Pentingnya Kajian Antropologi Agama
Kegunaan
pengetahuan ilmiah, selain untuk mengetahui sesuatu yang belum di ketahui, juga
untuk dapat menentukan sikap yang tepat dalam berhadapan dengan sesuatu yang
telah di teliti itu sehingga apa yang di inginkan dapat di capai dengan
efisien.
Sebagai hasil
ilmiah, sebagai kajian kenapa suatu fenomena terjadi antropologi agama dapat di
manfaatkan oleh siapa saja, baik oleh yang tidak senang terhadap berkem bangnya agama tersebut, maupun oleh pemuka
agama yang bersangkutan. Sama seperti penemuan energi atom . teori energi atom
dapat di pakai untuk kebaikan, seperti pembangkit tenaga listrik, maupun untuk
kejahatan, seperti untuk bom atom yang akan memusanahkan uma manusia dan
makhluk hidup lainnya. Menjajah indonesia suatu bangsa yang tinggal di negara
kecil menjajah negara yang demikian besar di antaranya adalah karena penjelasan
yang demikian terperinci tentang masyarakat indonesia yang di hasilkan oleh
penelitian antropologi.
Pendidikan
agama, selain memerlukan pengetahuan antropologis dari kelompok yang akan di
didik atau peserta didik juga di perlukan pengetahuan yang memadai tentang
psikologi peserta didik. Jadi kalau antropologi menempatkan suatu kelompok
masyarakat dengan budaya yang sama ataupun yang berbeda dengan kelompok budaya
lain, psikologi memandang seseorang atau individu berbeda dari individu yang lain
karena berbagai faktor fisik dan non-fisik, bawaan, dan binaan, individu dan
lingkungan. Antropologi pun memerhatikan pula faktor psikologis ini yang khusus
di pelajari dalam antropologi psikologi.
Kalau dakwah
dan pendidikan agama saja ternayta memerlukan hasil kajian antropologis,
apalagi usaha pembangunan masyarakat dan negara yang mencakup berbagai aspek
kehidupan dan di tunjukan kepada rakyat yang multisuku bangsa dengan
multibudaya dan agama sangat memerlukan informasi dari hasil penelitian antropologi
termasuk antropologi agama. Sebab, pandangan dan perilaku masyarakat banyak di
pengaruhi oleh ajaran dan komunitas agamanya yang membutuhkan hasil studi
tentang agama secara antropologis, bukan saja negara agana atau negara yang mementingkan pembinaan kehidupan beragama,
tetapi juga negara sekular pun memerlukannya untuk dapat menentukan cara
mengahadapi masyarakat dengan efektif, efisien, da halus.[11]
F.
Istilah Agama
Pada umumnya di
indonesia di gunakan istilah ‘agama’ yang sama artinya dengan istilah asing
‘religie’ atau ‘ godsdienst’ (belanda) atau ‘religion’ (inggris). Istilah
‘agama’ berasal dari bahasa sansekerta yang pengertiannya menunjukan adanya
kepercayaan manusia berdasarkan wahyu dari tuhan. Dalam arti linguistik kata
agama berasal dari suku kata A-GAM-A, kata ‘A’ berarti tidak, kata ‘GAM’

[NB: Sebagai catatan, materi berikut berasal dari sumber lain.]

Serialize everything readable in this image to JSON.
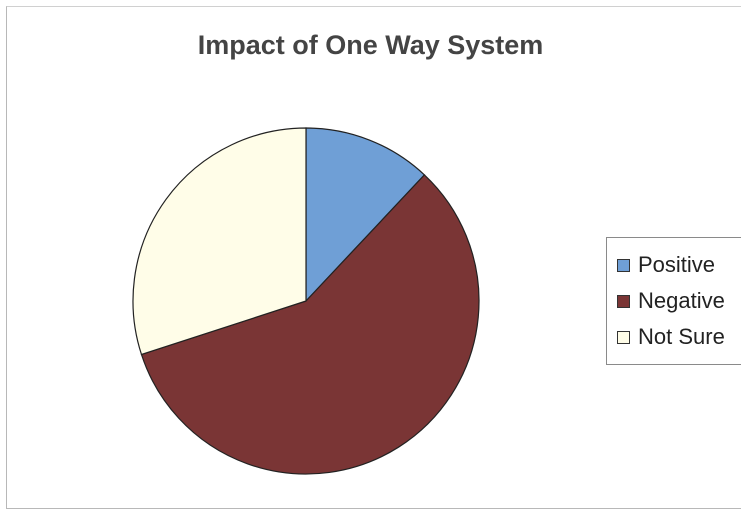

berarti ‘pergi’ atau ‘berjalan’, sedangkan kata akhiran ‘A’ merupakan kata
sifat yang menguatkan yang kekal. Jadi istilah ‘Agam’ atau ‘agama’ berarti
;tidak pergi’ atau ‘tidak berjalan’ alias ‘tetap’ (kekal, eternal), sehingga
pada umunya kata A-GAM atau AGAMA mengandung arti pedoman hidup yang kekal
(Hassan Shadily, Ensiki. 1980-105)[12].
G.
Teori Asal Mula Agama
Banyak pendapat
para ahli tentang asal mula agama itu sebagaimana di kemukakan koentjaraningrat
adalah ahli sejarah C. De Brosses (1769), ahli Filsafat August Comte (1850),
ahli filologi F.Max Muller (1880), dan
lainnya. Kemudian barulah muncul teori-teori dari para ahli Antropologi seperti
E.B. Taylor (1880), R.R. Marett (1909), J.G. Frazer (1890),
E. Durkheim
(1912), dan W.Schmidt (1921) (Koetjaraningrat 1966: 207-208). Dari teori-teori
mereka ini orang berpendapat bahwa perkembangan agama it mulai dari Animisme,
Dinamisme, Politeisme dan baru kemudian Monoteisme.[13]
1.
Teori Tylor
Sarjana yang di
anggap pertama kali mengemukakan pendapat bahwa asal mula dari agama adalah
‘Animisme’ (paham tentang roh atau jiwa) ialah sarjana antropologi inggris E.B.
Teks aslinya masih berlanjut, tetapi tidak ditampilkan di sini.